Especially, considering that the Rebbe when asked by Harav Moskowitz what is the proper approach to eruvin today? The Rebbe answered emphatically by quoting the Gedolei Haposkim, Rosh, Tashbatz, Chassam Sofer, Shita Mekubetzes, Beis Av, asserting beyond any doubt that eruv is a mitzvah that must be fulfilled and is also aimed at enhancing the enjoyment of the Shabbos. Additionally, the Rebbe encouraged many public eruvin.
This accounts for why Harav Moskowitz zt”l and Harav Eisenstat zt”l pursued the establishment of an eruv in Manhattan despite opposition from the highly regarded posek, Harav Moshe Feinstein zt”l, who lived in the city. This may evoke the query of audacity, as to why establish an eruv in a location where Harav Moshe was residing, but not in their own communities of Flatbush and Crown Heights.
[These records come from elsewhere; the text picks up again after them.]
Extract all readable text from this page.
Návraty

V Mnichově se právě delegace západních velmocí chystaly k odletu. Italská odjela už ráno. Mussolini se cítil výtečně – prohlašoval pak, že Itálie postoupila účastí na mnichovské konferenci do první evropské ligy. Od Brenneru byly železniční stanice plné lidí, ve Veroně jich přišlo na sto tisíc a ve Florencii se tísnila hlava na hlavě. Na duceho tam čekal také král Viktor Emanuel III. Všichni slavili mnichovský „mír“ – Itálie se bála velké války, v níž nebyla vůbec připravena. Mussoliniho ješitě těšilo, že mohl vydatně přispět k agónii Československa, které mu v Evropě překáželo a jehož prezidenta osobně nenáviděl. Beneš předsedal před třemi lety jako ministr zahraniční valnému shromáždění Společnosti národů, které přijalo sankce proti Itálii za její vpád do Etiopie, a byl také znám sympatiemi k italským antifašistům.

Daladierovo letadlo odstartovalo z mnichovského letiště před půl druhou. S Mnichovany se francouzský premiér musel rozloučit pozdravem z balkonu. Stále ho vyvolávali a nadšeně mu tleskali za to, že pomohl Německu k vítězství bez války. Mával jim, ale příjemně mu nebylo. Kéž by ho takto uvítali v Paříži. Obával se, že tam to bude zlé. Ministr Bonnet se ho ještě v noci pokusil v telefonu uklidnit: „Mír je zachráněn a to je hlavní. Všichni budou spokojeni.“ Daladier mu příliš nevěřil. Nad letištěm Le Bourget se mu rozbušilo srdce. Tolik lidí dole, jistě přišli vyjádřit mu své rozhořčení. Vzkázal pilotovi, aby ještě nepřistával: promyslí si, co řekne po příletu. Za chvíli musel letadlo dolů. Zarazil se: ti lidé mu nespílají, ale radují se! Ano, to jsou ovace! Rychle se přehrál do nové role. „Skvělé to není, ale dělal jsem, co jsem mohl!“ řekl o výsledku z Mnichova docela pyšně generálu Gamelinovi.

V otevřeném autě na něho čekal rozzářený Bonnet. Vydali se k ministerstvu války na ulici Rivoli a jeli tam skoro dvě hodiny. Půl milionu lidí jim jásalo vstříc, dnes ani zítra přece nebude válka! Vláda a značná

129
The differentiation in the practicalities of the two cities, with Manhattan being fully enclosed as an island and Brooklyn necessitating the formation of many tzuras hapesachim, provides an explanation for their behavior.
Eruvin that the Rebbe Supported
The Rebbe demonstrated support for several public eruvin, as documented in his letters.
(1) Kfar Chabad (Igros Kodesh, chelek 13 amud 396)
(2) Miami (Igros Kodesh, chelek 22 amud 265.)
Additionally, there is testimony of the Rebbe’s support for four additional public eruvin:
(4) Beverly Hills, California, where he donated $18 to Harav Tzinner shlita on the condition that a vad would be established to oversee and maintain the eruv, as related by Harav Tzinner shlita.
(5) Queens, as related by Harav Simcha Piekarski shlita, and with the same condition that a vad would be established to oversee and maintain the eruv.
(6) Rockaway, NJ, as related by Harav Asher Herson shlita. https://www.youtube.com/
(7) Bnei Brak, established by Harav Yaakov Landau zt”l, as reported in “Kol Kore,” by Harav Yehuram Ulman shlita, Harav Moshe Dovid Gutnick shlita, Harav Pinchos Feldman shlita, who were informed by Harav Moshe Landau zt”l that the Rebbe encouraged Harav Yaakov Landau to establish eruvin.